Additional Points to Consider
People with asthma, chronic bronchitis and emphysema tend to have irritable airways, and intubation may provoke coughing attacks. Inhaled anaesthetic gases can also act as irritants to the bronchial mucosa (Carrie et al, 1998).
References
Boore, J. (1978) Prescription for recovery. London: Royal College of Nursing (pp 67-77).
Carrie, L.E.S., Simpson, P.J., and Popat, M.T. (1998) Anaesthesia and intercurrent disease. In: Understanding anaesthesia (3rd edition). Oxford: Butterworth-Heinemann (Chapter 15, p 142).
Haywood, J. (1975) Information: a prescription against pain. London: Royal College of Nursing (Series 2, No.5, pp 36-50).
Johnson, J.E. (1983) Preparing patients to cope with stress while hospitalised. In: Patient teaching, edited by J. Wilson-Barnett. Edinburgh: Churchill Livingstone (pp 19-33).
Torrance, C., and Serginson, E. (1999) Preoperative care. In: Surgical Nursing (12th edition). London: Baillière Tindall (Chapter 2, p 26).
72 year old male with COAD. Uses nebuliser four times daily and frequent chest infections. What investigations will be needed prior to and following surgery to monitor his COAD?
23rd July 2000
The investigations and observations most commonly conducted are:
Respiratory rate
Oxygen saturation levels, either continuously or at regular intervals
Temperature, pulse and blood pressure - at regular intervals
Arterial blood gases
Peak flow recordings - pre- and post-nebuliser/inhaler/s
Chest radiograph/s
Possible pulmonary function studies (although unlikely during the immediate post-operative period - 0-36hrs.)
Pain score (if post-operative pain is poorly controlled underventilation may occur. This can lead to atelectasis and pulmonary infection)
Sputum specimen for culture and sensitivity.
Why can't a patient eat before an operation?
1st September 2001
For an operation involving a general anaesthetic it is essential that the stomach is empty of food and contains minimal fluid beforehand. Generally a person can eat up until six or indeed four hours before an operation is due to take place and drink up until between four to two hours beforehand. Local policies do however differ in this respect. The once prolonged pre-operative fasting rituals that people had to endure have now, thankfully, been replaced by shorter intervals based upon research evidence (see Walsh, 1989; Torrance, 1991).

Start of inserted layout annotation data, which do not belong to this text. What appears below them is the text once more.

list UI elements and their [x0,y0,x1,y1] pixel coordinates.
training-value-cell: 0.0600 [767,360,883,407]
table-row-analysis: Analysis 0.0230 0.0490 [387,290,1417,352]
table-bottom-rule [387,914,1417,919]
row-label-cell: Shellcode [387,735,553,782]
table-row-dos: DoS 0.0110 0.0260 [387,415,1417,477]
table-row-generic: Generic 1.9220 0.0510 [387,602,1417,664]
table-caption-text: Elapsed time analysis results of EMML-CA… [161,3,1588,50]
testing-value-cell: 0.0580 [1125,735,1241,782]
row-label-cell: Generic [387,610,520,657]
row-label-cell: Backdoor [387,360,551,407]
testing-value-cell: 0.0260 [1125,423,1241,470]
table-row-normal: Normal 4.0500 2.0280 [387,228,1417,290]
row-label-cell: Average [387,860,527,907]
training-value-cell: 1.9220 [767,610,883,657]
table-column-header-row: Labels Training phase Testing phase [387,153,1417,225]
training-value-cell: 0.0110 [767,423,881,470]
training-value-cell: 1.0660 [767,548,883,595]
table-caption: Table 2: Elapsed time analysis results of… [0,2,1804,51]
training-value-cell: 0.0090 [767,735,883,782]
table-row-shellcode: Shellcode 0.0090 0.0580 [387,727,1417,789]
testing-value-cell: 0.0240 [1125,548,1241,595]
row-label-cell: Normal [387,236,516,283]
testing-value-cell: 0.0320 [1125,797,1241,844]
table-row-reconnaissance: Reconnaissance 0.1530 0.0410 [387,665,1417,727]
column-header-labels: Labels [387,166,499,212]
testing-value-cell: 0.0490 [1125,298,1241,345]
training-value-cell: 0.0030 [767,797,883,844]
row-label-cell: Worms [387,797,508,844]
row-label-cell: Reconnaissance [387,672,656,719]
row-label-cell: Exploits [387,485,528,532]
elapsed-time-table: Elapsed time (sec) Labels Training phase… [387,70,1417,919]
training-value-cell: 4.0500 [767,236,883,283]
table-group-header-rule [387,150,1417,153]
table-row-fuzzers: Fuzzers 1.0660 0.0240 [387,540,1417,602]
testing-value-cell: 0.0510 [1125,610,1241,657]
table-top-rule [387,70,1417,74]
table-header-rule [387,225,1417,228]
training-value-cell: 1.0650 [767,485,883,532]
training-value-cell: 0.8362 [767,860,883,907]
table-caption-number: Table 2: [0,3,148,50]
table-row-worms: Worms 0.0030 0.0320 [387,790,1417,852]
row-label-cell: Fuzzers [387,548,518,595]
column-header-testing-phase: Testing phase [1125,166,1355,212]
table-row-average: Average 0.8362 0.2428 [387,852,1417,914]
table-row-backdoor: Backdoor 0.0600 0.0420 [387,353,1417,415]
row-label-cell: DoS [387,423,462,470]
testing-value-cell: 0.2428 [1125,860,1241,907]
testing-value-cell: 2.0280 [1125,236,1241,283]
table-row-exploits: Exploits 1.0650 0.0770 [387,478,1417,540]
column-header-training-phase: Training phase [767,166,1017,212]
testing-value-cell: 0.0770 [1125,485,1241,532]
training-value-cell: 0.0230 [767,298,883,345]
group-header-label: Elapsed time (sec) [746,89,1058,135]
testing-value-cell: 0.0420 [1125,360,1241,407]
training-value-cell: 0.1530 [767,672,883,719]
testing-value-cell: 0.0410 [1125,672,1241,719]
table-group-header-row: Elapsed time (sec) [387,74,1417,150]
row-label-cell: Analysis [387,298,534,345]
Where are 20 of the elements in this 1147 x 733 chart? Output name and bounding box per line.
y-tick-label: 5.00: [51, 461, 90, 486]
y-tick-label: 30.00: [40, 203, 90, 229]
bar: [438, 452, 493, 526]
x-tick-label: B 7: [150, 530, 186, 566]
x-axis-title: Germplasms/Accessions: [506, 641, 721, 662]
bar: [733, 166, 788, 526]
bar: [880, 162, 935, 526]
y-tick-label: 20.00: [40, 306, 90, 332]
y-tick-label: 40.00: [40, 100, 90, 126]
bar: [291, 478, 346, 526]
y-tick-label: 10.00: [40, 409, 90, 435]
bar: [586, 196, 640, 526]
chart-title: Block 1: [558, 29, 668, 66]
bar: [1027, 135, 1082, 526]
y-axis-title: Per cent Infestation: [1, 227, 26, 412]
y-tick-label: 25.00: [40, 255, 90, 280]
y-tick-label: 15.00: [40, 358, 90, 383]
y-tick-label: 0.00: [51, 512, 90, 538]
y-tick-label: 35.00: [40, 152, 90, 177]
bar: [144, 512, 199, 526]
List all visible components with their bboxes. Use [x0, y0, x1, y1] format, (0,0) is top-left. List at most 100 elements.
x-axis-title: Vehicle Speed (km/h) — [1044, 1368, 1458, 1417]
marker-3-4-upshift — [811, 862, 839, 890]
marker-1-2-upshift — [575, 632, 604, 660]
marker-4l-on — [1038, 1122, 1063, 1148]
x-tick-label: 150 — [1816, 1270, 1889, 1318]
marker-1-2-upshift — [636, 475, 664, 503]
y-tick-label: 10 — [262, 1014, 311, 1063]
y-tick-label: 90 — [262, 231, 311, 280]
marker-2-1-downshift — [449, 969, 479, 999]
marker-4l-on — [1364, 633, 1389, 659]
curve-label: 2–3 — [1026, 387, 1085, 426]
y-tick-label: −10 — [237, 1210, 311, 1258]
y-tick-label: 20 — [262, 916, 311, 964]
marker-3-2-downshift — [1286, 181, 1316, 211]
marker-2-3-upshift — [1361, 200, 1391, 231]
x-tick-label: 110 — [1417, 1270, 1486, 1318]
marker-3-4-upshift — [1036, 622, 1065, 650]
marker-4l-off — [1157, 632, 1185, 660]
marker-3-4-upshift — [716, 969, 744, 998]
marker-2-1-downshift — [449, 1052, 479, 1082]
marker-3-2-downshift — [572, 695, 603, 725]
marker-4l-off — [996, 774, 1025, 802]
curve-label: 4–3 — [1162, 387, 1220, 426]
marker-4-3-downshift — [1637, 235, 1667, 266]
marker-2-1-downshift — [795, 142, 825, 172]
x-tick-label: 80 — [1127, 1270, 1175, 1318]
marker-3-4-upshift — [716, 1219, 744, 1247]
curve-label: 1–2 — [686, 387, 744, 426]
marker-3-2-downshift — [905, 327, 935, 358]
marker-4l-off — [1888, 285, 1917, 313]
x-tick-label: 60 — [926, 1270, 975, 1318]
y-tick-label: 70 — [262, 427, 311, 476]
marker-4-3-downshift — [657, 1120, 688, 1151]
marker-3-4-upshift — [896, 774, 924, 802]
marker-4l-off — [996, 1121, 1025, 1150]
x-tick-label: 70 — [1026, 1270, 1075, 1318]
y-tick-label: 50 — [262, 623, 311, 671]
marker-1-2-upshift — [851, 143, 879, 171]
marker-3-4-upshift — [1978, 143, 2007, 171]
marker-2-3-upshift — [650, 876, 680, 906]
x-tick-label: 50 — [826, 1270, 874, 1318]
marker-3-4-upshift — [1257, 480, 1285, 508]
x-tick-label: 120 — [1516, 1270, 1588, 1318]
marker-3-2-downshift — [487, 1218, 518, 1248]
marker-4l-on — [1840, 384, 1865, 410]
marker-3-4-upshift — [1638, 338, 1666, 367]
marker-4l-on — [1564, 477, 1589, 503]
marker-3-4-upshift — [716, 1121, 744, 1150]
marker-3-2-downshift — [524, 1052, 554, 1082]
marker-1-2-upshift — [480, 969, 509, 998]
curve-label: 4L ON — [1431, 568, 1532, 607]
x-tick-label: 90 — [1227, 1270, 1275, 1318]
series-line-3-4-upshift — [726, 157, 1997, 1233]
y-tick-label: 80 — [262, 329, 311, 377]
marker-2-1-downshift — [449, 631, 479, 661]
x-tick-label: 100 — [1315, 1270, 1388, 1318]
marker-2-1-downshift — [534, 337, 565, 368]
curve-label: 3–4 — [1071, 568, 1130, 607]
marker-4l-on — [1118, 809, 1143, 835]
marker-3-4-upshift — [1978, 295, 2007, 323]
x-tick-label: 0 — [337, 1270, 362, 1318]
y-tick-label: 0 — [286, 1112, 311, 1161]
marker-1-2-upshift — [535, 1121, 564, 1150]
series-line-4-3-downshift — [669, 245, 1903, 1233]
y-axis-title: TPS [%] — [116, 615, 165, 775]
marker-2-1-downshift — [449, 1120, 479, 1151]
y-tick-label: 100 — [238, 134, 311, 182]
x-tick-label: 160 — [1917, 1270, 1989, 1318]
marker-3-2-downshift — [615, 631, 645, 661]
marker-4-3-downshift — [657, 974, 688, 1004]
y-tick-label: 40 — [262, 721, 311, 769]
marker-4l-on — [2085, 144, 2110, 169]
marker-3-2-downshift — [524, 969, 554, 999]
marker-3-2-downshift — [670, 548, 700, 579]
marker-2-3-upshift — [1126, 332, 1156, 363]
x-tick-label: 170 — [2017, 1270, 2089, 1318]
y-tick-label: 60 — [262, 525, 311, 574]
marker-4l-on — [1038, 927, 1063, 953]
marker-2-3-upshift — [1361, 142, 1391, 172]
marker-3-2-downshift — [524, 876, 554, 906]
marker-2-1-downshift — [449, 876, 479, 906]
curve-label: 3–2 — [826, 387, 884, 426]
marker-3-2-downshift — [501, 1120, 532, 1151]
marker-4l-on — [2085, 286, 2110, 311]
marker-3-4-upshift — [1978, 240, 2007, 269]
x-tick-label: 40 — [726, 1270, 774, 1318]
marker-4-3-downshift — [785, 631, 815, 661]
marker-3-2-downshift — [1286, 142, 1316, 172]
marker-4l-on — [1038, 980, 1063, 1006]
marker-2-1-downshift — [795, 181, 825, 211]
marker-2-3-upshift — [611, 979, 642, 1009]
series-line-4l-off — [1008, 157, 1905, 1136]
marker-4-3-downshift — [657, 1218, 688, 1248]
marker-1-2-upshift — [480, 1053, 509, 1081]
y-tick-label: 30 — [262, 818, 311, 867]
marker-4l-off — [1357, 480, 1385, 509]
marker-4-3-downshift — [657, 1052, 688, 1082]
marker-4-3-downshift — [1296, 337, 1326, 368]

A period of fasting is essential before a person is exposed to a general anaesthetic because, apart from bringing about a state of unconsciousness and analgesia, anaesthetics also produce a state of relaxation throughout the body. Relaxation of the physiological sphincter between the oesophagus and the stomach readily allows any food or fluid contained within the stomach to be regurgitated. Strong hydrochloric acid is a component of stomach fluid, and if stomach contents are regurgitated into the airways and lungs the consequences are disastrous. The aim of fasting therefore is to reduce this risk.
References
Torrance, C. (1991) Preoperative nutrition, fasting and the surgical patient. Surgical Nurse, 4(4), 4.
Walsh, M., and Ford, P. (1989) Nursing rituals, research and rational actions. Oxford: Heinemann.